Rath sat down. The fact that Buddha could get stuck into cakes straight after a visit to the morgue testified to a steady constitution. Böhm didn’t look quite so happy, but was forcing himself to eat a slice of nut cake.

‘So,’ Gennat said, ‘take a seat and tell me what you found out about these yangatang…’

‘Yangtao, Sir.’ Rath fished one out of his pocket and divided it with the cake knife. ‘You can use your fork to scoop it out.’

Gennat tried it and nodded appreciatively. ‘It comes from China, you say?’

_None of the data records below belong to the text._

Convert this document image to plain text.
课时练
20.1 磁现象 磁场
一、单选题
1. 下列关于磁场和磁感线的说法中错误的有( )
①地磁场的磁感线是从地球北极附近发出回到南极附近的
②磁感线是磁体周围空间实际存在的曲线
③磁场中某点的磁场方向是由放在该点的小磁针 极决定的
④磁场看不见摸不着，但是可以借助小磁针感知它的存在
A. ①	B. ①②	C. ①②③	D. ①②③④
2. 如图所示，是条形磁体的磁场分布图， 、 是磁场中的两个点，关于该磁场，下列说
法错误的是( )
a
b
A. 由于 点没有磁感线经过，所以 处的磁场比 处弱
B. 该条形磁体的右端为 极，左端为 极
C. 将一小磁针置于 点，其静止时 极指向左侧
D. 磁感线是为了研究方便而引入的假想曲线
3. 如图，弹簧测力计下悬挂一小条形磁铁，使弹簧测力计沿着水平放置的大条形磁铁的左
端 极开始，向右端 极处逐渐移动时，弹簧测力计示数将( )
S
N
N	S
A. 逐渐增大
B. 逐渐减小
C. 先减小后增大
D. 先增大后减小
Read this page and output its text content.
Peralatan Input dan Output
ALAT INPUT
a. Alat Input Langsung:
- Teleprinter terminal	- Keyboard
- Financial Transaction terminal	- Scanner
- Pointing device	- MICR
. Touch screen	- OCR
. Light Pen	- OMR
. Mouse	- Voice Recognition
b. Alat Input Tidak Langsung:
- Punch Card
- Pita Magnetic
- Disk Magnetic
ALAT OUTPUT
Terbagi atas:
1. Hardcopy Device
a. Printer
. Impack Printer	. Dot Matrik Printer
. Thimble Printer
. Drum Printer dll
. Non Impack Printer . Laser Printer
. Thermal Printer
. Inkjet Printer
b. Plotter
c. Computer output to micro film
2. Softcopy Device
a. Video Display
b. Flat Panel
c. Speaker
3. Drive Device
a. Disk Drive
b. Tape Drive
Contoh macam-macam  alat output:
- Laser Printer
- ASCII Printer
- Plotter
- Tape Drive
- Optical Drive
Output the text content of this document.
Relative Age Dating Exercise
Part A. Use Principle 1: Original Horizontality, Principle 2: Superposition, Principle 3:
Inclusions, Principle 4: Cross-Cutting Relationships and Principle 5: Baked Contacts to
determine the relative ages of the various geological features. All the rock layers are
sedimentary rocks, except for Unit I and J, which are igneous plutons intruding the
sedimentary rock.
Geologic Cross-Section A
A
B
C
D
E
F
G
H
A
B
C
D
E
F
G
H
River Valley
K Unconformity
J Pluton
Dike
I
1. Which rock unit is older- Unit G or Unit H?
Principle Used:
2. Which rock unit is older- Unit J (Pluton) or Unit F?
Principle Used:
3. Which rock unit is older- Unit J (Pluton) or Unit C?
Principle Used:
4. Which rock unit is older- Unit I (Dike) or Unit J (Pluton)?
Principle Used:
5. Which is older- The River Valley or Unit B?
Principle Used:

‘I met someone today who grows yangtao here in Berlin, but that’s the exception. Otherwise I think you can only get it in China. It’s a very exclusive fruit, and not exactly cheap.’

‘Just the thing for film actresses.’

‘Perhaps it’s fashionable in those circles. I still don’t know where Fastré bought hers, but the owner of the Chinahaus in Kantstrasse remembered Betty Winter. Curious as it seems, the matter doesn’t appear to go anywhere after that. You see, Vivian Franck has nothing to do with yangtao. She never even went near Chinese food, I learned today. On the other hand, she was picked up by this stranger outside a Chinese restaurant.’

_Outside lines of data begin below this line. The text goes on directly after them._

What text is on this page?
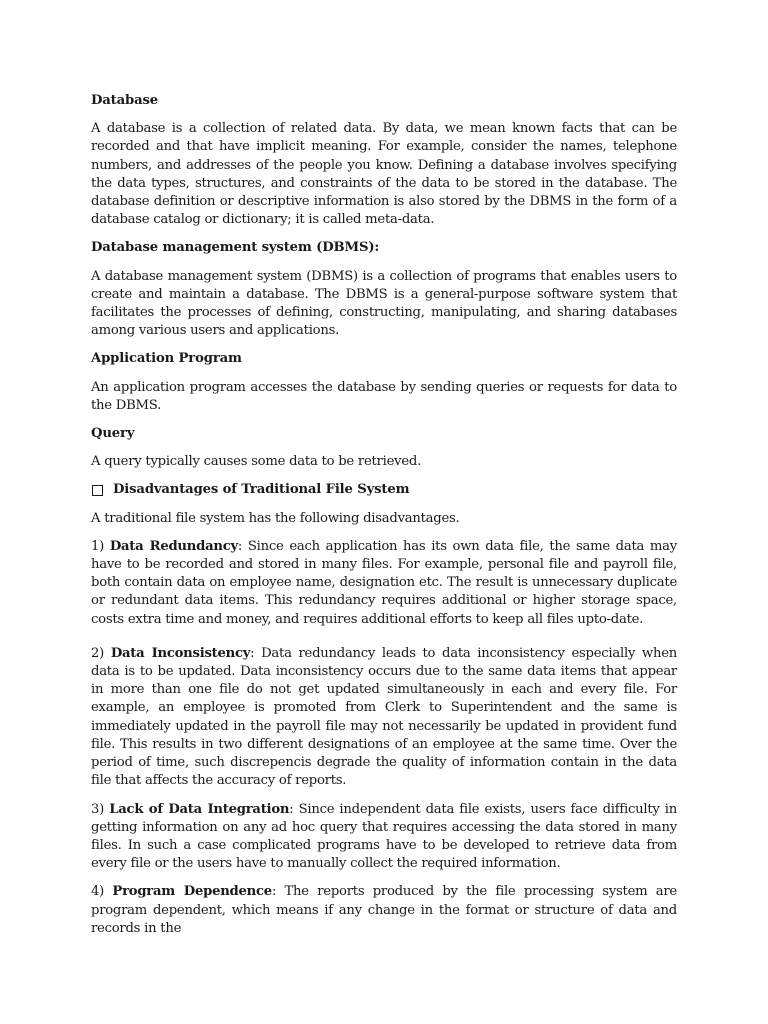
Database

A database is a collection of related data. By data, we mean known facts that can be recorded and that have implicit meaning. For example, consider the names, telephone numbers, and addresses of the people you know. Defining a database involves specifying the data types, structures, and constraints of the data to be stored in the database. The database definition or descriptive information is also stored by the DBMS in the form of a database catalog or dictionary; it is called meta-data.

Database management system (DBMS):

A database management system (DBMS) is a collection of programs that enables users to create and maintain a database. The DBMS is a general-purpose software system that facilitates the processes of defining, constructing, manipulating, and sharing databases among various users and applications.

Application Program

An application program accesses the database by sending queries or requests for data to the DBMS.

Query

A query typically causes some data to be retrieved.

Disadvantages of Traditional File System

A traditional file system has the following disadvantages.

1) Data Redundancy: Since each application has its own data file, the same data may have to be recorded and stored in many files. For example, personal file and payroll file, both contain data on employee name, designation etc. The result is unnecessary duplicate or redundant data items. This redundancy requires additional or higher storage space, costs extra time and money, and requires additional efforts to keep all files upto-date.

2) Data Inconsistency: Data redundancy leads to data inconsistency especially when data is to be updated. Data inconsistency occurs due to the same data items that appear in more than one file do not get updated simultaneously in each and every file. For example, an employee is promoted from Clerk to Superintendent and the same is immediately updated in the payroll file may not necessarily be updated in provident fund file. This results in two different designations of an employee at the same time. Over the period of time, such discrepencis degrade the quality of information contain in the data file that affects the accuracy of reports.

3) Lack of Data Integration: Since independent data file exists, users face difficulty in getting information on any ad hoc query that requires accessing the data stored in many files. In such a case complicated programs have to be developed to retrieve data from every file or the users have to manually collect the required information.

4) Program Dependence: The reports produced by the file processing system are program dependent, which means if any change in the format or structure of data and records in the
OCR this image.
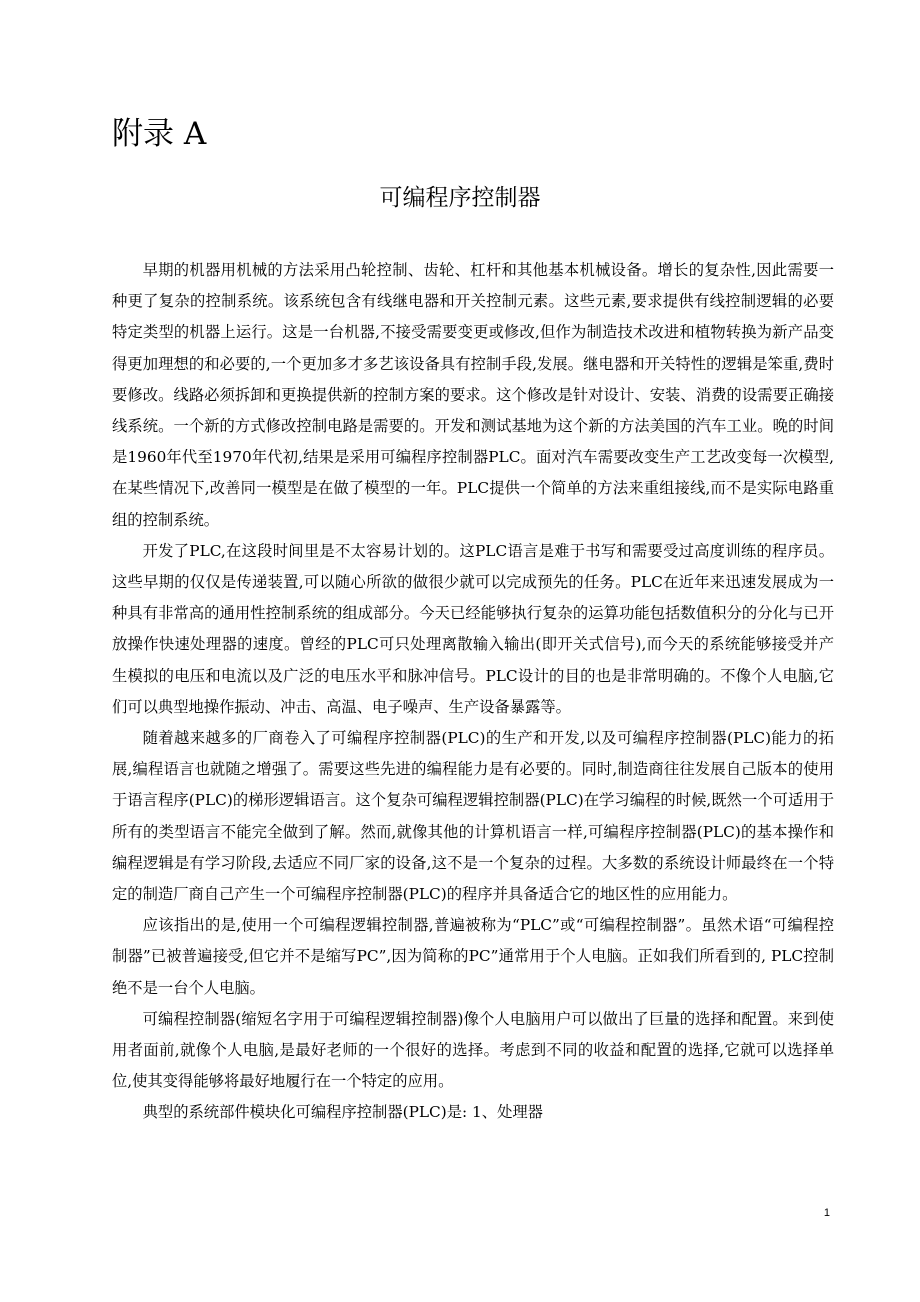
附录 A
可编程序控制器

早期的机器用机械的方法采用凸轮控制、齿轮、杠杆和其他基本机械设备。增长的复杂性,因此需要一种更了复杂的控制系统。该系统包含有线继电器和开关控制元素。这些元素,要求提供有线控制逻辑的必要特定类型的机器上运行。这是一台机器,不接受需要变更或修改,但作为制造技术改进和植物转换为新产品变得更加理想的和必要的,一个更加多才多艺该设备具有控制手段,发展。继电器和开关特性的逻辑是笨重,费时要修改。线路必须拆卸和更换提供新的控制方案的要求。这个修改是针对设计、安装、消费的设需要正确接线系统。一个新的方式修改控制电路是需要的。开发和测试基地为这个新的方法美国的汽车工业。晚的时间是1960年代至1970年代初,结果是采用可编程序控制器PLC。面对汽车需要改变生产工艺改变每一次模型,在某些情况下,改善同一模型是在做了模型的一年。PLC提供一个简单的方法来重组接线,而不是实际电路重组的控制系统。

开发了PLC,在这段时间里是不太容易计划的。这PLC语言是难于书写和需要受过高度训练的程序员。这些早期的仅仅是传递装置,可以随心所欲的做很少就可以完成预先的任务。PLC在近年来迅速发展成为一种具有非常高的通用性控制系统的组成部分。今天已经能够执行复杂的运算功能包括数值积分的分化与已开放操作快速处理器的速度。曾经的PLC可只处理离散输入输出(即开关式信号),而今天的系统能够接受并产生模拟的电压和电流以及广泛的电压水平和脉冲信号。PLC设计的目的也是非常明确的。不像个人电脑,它们可以典型地操作振动、冲击、高温、电子噪声、生产设备暴露等。

随着越来越多的厂商卷入了可编程序控制器(PLC)的生产和开发,以及可编程序控制器(PLC)能力的拓展,编程语言也就随之增强了。需要这些先进的编程能力是有必要的。同时,制造商往往发展自己版本的使用于语言程序(PLC)的梯形逻辑语言。这个复杂可编程逻辑控制器(PLC)在学习编程的时候,既然一个可适用于所有的类型语言不能完全做到了解。然而,就像其他的计算机语言一样,可编程序控制器(PLC)的基本操作和编程逻辑是有学习阶段,去适应不同厂家的设备,这不是一个复杂的过程。大多数的系统设计师最终在一个特定的制造厂商自己产生一个可编程序控制器(PLC)的程序并具备适合它的地区性的应用能力。

应该指出的是,使用一个可编程逻辑控制器,普遍被称为“PLC”或“可编程控制器”。虽然术语“可编程控制器”已被普遍接受,但它并不是缩写PC”,因为简称的PC”通常用于个人电脑。正如我们所看到的, PLC控制绝不是一台个人电脑。

可编程控制器(缩短名字用于可编程逻辑控制器)像个人电脑用户可以做出了巨量的选择和配置。来到使用者面前,就像个人电脑,是最好老师的一个很好的选择。考虑到不同的收益和配置的选择,它就可以选择单位,使其变得能够将最好地履行在一个特定的应用。

典型的系统部件模块化可编程序控制器(PLC)是: 1、处理器

1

Trudchen Steiner entered with coffee and a cake plate. ‘Help yourself,’ Gennat said.

Rath looked at the cake plate which, despite having already been plundered, still contained a lavish selection. He left the last slice of gooseberry tart for Gennat, Buddha’s favourite, and shovelled a slice of cheesecake onto his own plate.

‘Well,’ Böhm said, having polished off his nut cake, ‘we can consign this Chinese gooseberry nonsense to the shelves. I thought it was hogwash from the start.’

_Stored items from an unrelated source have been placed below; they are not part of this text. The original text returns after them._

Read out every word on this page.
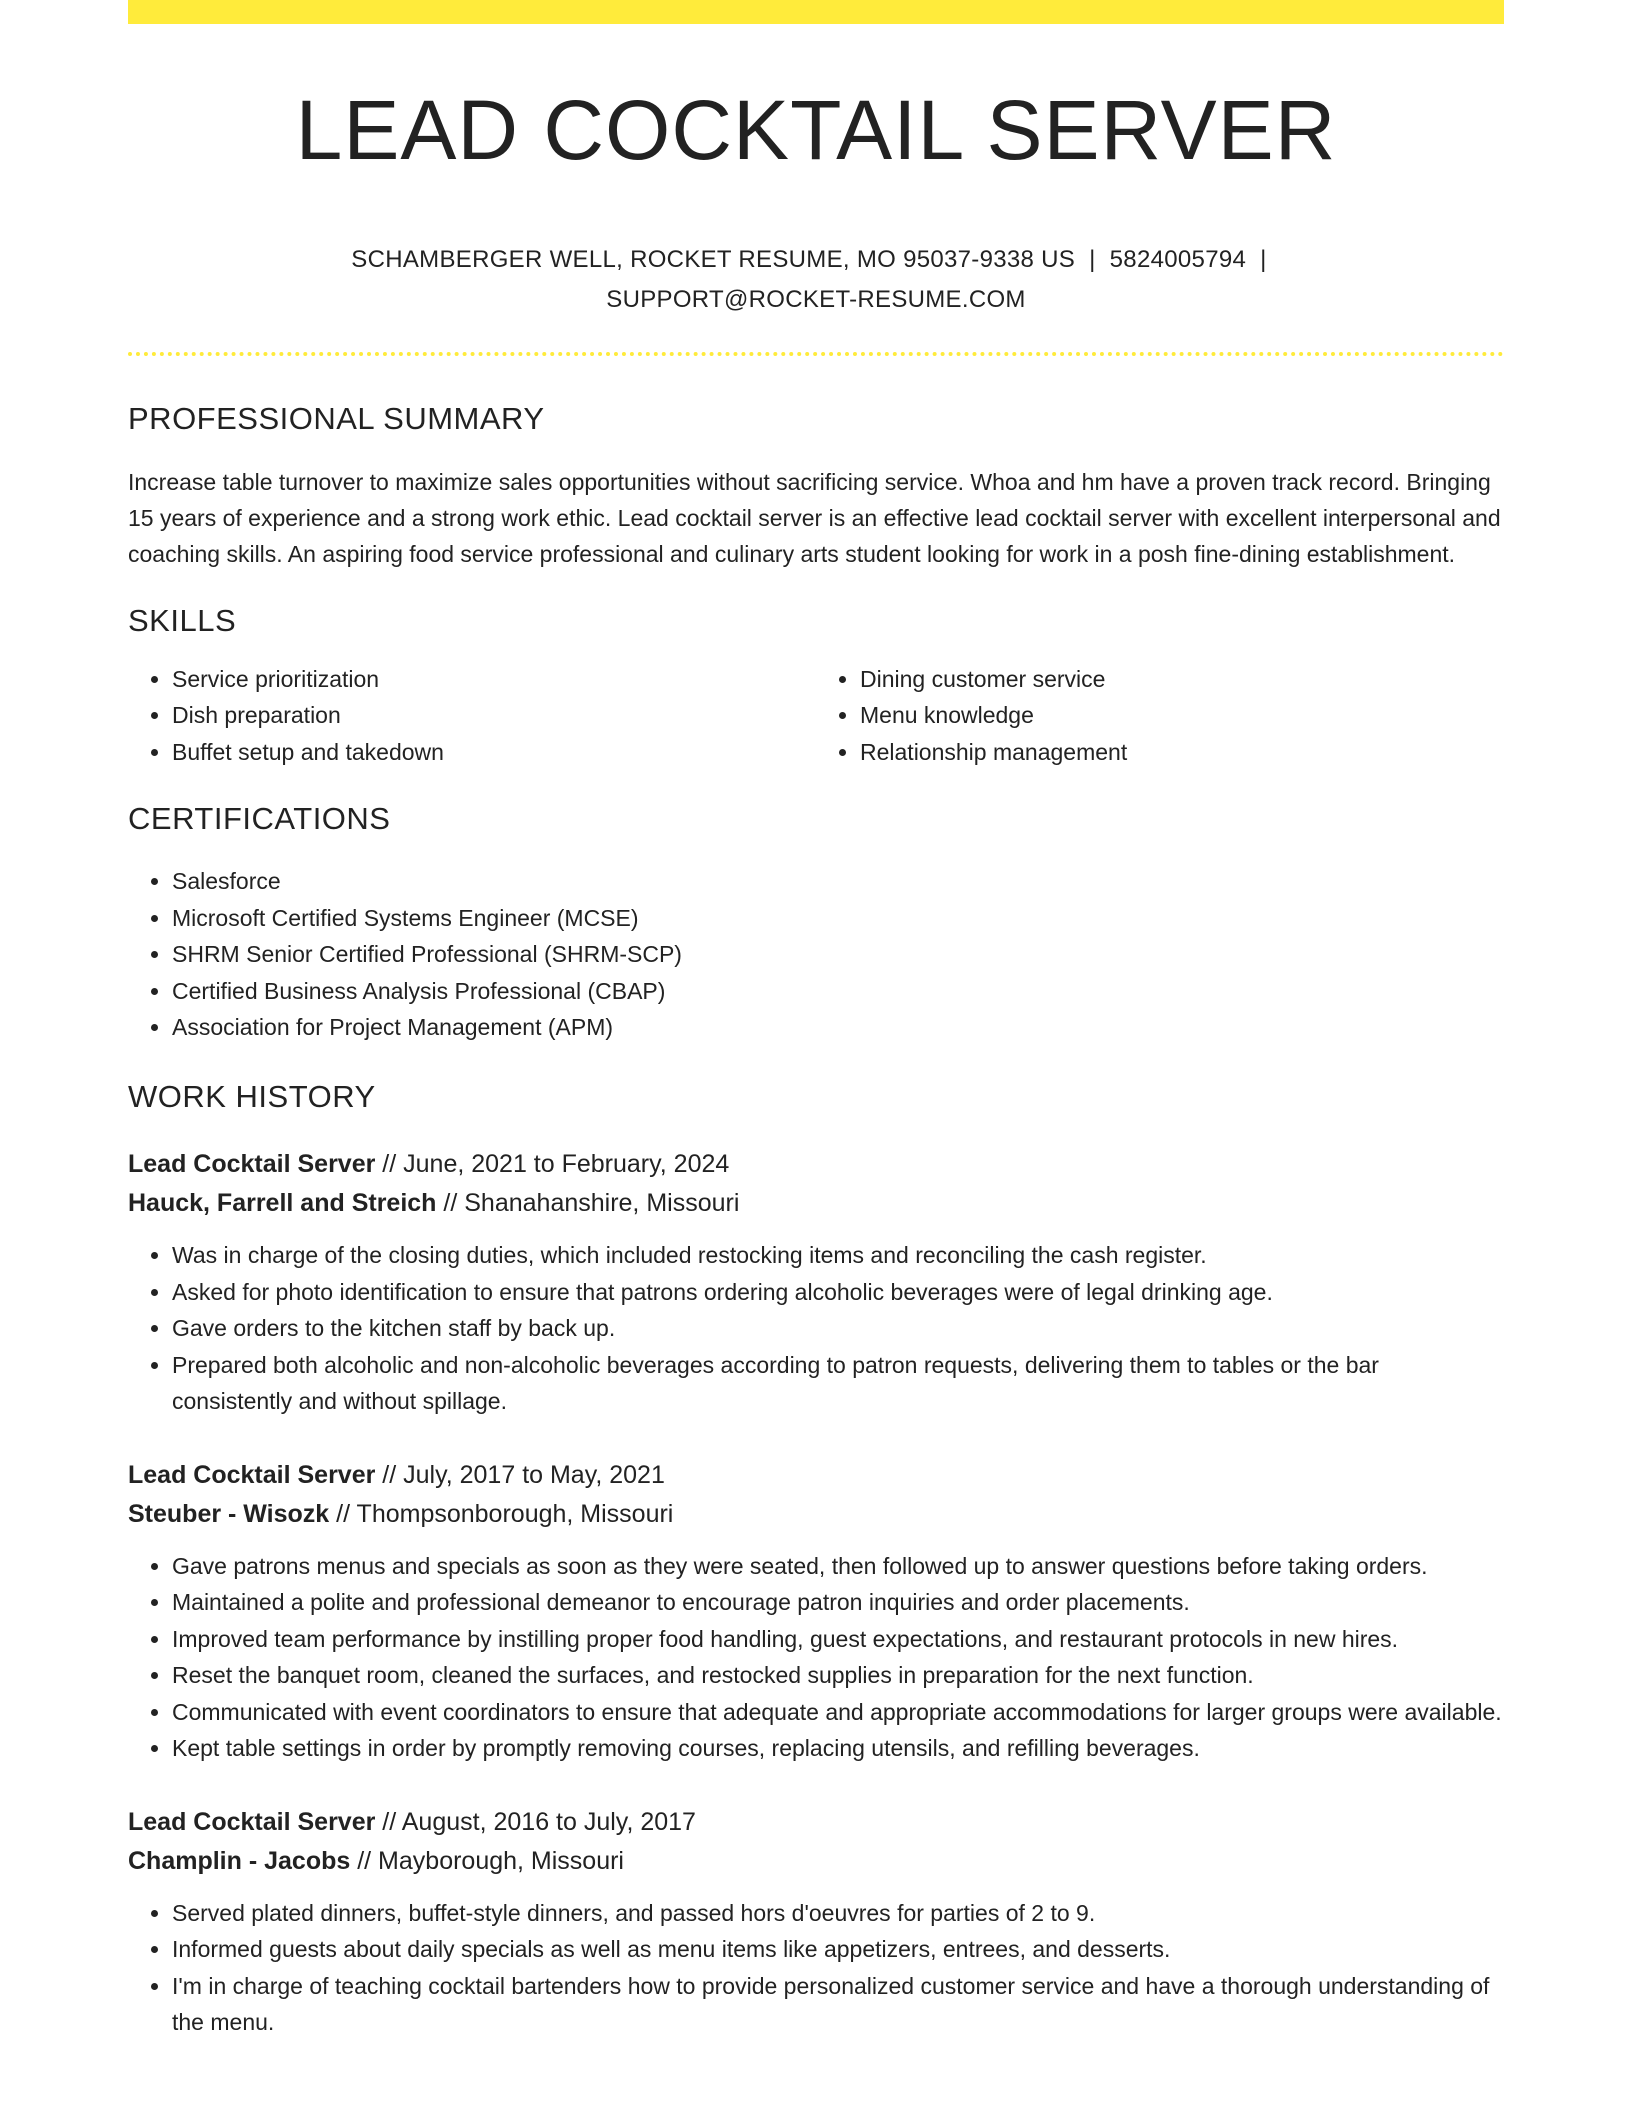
LEAD COCKTAIL SERVER
SCHAMBERGER WELL, ROCKET RESUME, MO 95037-9338 US | 5824005794 |
SUPPORT@ROCKET-RESUME.COM
PROFESSIONAL SUMMARY

Increase table turnover to maximize sales opportunities without sacrificing service. Whoa and hm have a proven track record. Bringing 15 years of experience and a strong work ethic. Lead cocktail server is an effective lead cocktail server with excellent interpersonal and coaching skills. An aspiring food service professional and culinary arts student looking for work in a posh fine-dining establishment.

SKILLS
• Service prioritization
• Dish preparation
• Buffet setup and takedown
• Dining customer service
• Menu knowledge
• Relationship management
CERTIFICATIONS
• Salesforce
• Microsoft Certified Systems Engineer (MCSE)
• SHRM Senior Certified Professional (SHRM-SCP)
• Certified Business Analysis Professional (CBAP)
• Association for Project Management (APM)
WORK HISTORY
Lead Cocktail Server // June, 2021 to February, 2024
Hauck, Farrell and Streich // Shanahanshire, Missouri
• Was in charge of the closing duties, which included restocking items and reconciling the cash register.
• Asked for photo identification to ensure that patrons ordering alcoholic beverages were of legal drinking age.
• Gave orders to the kitchen staff by back up.
• Prepared both alcoholic and non-alcoholic beverages according to patron requests, delivering them to tables or the bar consistently and without spillage.
Lead Cocktail Server // July, 2017 to May, 2021
Steuber - Wisozk // Thompsonborough, Missouri
• Gave patrons menus and specials as soon as they were seated, then followed up to answer questions before taking orders.
• Maintained a polite and professional demeanor to encourage patron inquiries and order placements.
• Improved team performance by instilling proper food handling, guest expectations, and restaurant protocols in new hires.
• Reset the banquet room, cleaned the surfaces, and restocked supplies in preparation for the next function.
• Communicated with event coordinators to ensure that adequate and appropriate accommodations for larger groups were available.
• Kept table settings in order by promptly removing courses, replacing utensils, and refilling beverages.
Lead Cocktail Server // August, 2016 to July, 2017
Champlin - Jacobs // Mayborough, Missouri
• Served plated dinners, buffet-style dinners, and passed hors d'oeuvres for parties of 2 to 9.
• Informed guests about daily specials as well as menu items like appetizers, entrees, and desserts.
• I'm in charge of teaching cocktail bartenders how to provide personalized customer service and have a thorough understanding of the menu.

Gennat helped himself to some German gooseberry tart. ‘Rath has already voiced his doubts,’ he said, ‘but as far as I’m concerned the matter isn’t closed. There remains this curious coincidence…’

‘Exactly, coincidence!’ Böhm thundered. ‘The Winter and Fastré cases have nothing to do with each other!’

‘…this curious coincidence,’ Gennat continued, ‘and such coincidences always make me uneasy.’

‘We should be concerned with facts, not feelings,’ Böhm said.

‘We might collect facts, but we should nevertheless allow ourselves to be guided by our instincts,’ Gennat said. ‘I wouldn’t have solved half the cases I have if I had limited myself to simply collecting the facts.’

‘I’m not talking about limiting ourselves. I’m saying we shouldn’t be abandoning ourselves to wild theories,’ Böhm grumbled.

‘If you mean Rath’s theory that it was staged,’ Gennat responded, ‘then I have to tell you that, of all the observations made by colleagues this morning, it’s still the most plausible. We are dealing with a perpetrator who loves putting on a show – perhaps he has a background in theatre or film, which would explain his preference for actresses. If the killer is trying to tell us something with these murders, and the way he presents his victims, then there are a number of questions we need to ask ourselves. Why are the corpses in these cinemas specifically? Why are they in cinemas at all? Why film actresses, and why does he remove their vocal cords? We know that he kills them first. So why does he dress their corpses so beautifully afterwards, make them up and deck them out in fine clothes, perfume them even?’